Trunk builds the WASM app, wasm-pack builds the workers, and Zola builds the static site that hosts it all. Two variants are produced — WebGPU and WebGL2 — and the correct one is loaded at runtime based on browser capabilities.
Desktop
Desktop is the most straightforward target: Winit for windowing, wgpu for rendering, cpal for audio I/O. A real-time priority thread runs the DSP, with rtrb lock-free ring buffers for UI-to-audio communication. This is the standard iced architecture with no custom embedding needed.
DAW Plugins
For producers and sound designers, the same engine runs as a plugin inside a DAW. Two plugin frameworks handle the wrapping:
- nih-plug produces VST3 and CLAP binaries.
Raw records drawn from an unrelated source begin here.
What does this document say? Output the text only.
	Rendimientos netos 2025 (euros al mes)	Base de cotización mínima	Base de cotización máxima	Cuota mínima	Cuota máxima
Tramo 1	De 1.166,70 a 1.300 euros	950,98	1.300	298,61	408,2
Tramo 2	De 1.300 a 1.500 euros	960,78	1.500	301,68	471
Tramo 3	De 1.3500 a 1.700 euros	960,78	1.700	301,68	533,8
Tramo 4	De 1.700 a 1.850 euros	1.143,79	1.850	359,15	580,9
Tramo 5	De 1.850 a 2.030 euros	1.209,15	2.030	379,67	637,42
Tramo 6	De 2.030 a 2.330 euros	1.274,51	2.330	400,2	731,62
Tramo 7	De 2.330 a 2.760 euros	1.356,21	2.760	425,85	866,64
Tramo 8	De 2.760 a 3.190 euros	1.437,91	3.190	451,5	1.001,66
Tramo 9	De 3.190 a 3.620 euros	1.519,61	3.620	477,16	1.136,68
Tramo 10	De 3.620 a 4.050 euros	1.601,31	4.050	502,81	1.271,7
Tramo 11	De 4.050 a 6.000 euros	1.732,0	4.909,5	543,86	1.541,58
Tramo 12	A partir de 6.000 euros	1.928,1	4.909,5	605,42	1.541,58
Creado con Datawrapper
The GUI is embedded via nih_plug_iced, which hosts iced inside the plugin window provided by the DAW.
- au-bridge produces AU3 (Audio Unit v3) extensions for macOS and iOS. Each instrument is compiled as a separate Rust static library, and a Swift wrapper builds the AUAudioUnit parameter tree from metadata exported by Rust via FFI.
Six plugins total: three instruments, each available as both a synthesizer and an audio effect.
MIDI & Sync
MIDI uses midir across all platforms — CoreMIDI on macOS/iOS, ALSA on Linux, WinMM on Windows, Web MIDI API in the browser. All available ports are connected simultaneously with hot-plug detection. MPE is fully supported: per-note pitch bend, pressure, and slide (CC74) control individual voice parameters through per-voice modulation.
Tempo sync supports two alternative transports: MIDI Clock (all platforms, leader or follower) and Ableton Link (native apps only, network tempo and phase sync over LAN).